Closed DanielCoelho112 closed 2 years ago
Hi @DanielCoelho112 ,
it sounds like a very good idea. But just so I understand completely, tell me if I got it right:
Is that it? I think I just repeated what you said, but now I am even more convinced it is a great idea.
One more big advantage of using synfeal.
1. what people do is use the first part of the networks with weights transferred from pre-trained google models;
Exactly.
\2. The reason for that is because they cannot get trained models dedicated for localization , because one would require vasts amounts of data. But what is the argument for not wanting these pre-trained models? Because they were focused on object detection, and we assume weights for localization would be different?
Actually, I can think of a couple of reasons: The main reason is the one you raised: Intuitively, a network training from the scratch in one task is better than training one in another task and then retraining in another task. Then, we also have the problem of flexibility. Imagine if I want to use RGBD images as inputs, how can I use the pretained weights of googlenet?
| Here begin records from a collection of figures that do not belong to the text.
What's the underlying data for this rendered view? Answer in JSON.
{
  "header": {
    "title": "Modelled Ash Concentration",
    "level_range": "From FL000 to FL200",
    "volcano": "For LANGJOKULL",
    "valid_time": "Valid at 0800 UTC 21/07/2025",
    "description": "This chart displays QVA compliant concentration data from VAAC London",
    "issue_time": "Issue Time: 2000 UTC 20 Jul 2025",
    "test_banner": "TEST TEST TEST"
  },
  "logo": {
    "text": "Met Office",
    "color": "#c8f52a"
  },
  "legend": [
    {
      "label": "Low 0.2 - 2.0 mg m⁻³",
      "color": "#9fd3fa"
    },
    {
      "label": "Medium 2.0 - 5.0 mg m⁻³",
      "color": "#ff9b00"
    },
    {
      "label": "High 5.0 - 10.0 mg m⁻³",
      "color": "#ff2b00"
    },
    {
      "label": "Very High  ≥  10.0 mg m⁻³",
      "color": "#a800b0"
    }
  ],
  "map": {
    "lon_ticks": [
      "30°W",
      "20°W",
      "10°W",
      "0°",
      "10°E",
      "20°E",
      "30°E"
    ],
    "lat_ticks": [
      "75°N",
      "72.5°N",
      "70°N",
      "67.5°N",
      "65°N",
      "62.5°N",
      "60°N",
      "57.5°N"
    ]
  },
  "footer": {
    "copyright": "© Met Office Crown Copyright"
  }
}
Or imagine that I build a new network and I want to use it in localization...
3. Using "large enough" datasets allows the training of the model from scratch, and you propose to do this. For that you would need a dataset with "a lot more images that 8000" ...
Exactly.
I agree this is a very good point, my main concern is where is the boudary of the contributions we want to include in this paper... Just the idea of Synfeal for getting new datasets is already very good, do we want to add other contribution (training for scratch) on this paper... I think it is a good idea and give more strength to the paper/Idea but we have to defin clearly which contribution is for the paper and which we should leave for the next publications.
I would say that for this paper we should focus on a new data collection framework. This framework allows us to create accurate and larger datasets than current approaches. So, I think it makes sense to include this comparison as well.
My view about the papers is that it is better to have one very good paper than 5 above average. So I am always for including more stuff in the paper, provided it is clearly related as is the case.
Hi @miguelriemoliveira and @pmdjdias,
According to this paper the reason why everyone in localization is using pretained models from ImageNet is due to difficulty in acquiring large datasets. They say the following:
Training a neural network from scratch for the task of pose regression would be impractical for several reasons: we would need a really large training set.
Well, with Synfeal this is no longer a problem. What do you say if we add another section in the paper comparing the results of a "normal" dataset with pretained models vs. a "very large" dataset without pretained models?
We would have to define what "very large" means, but I think it could be good to demonstrate that good training data, in terms of quantity and quality, is no longer a problem with Synfeal.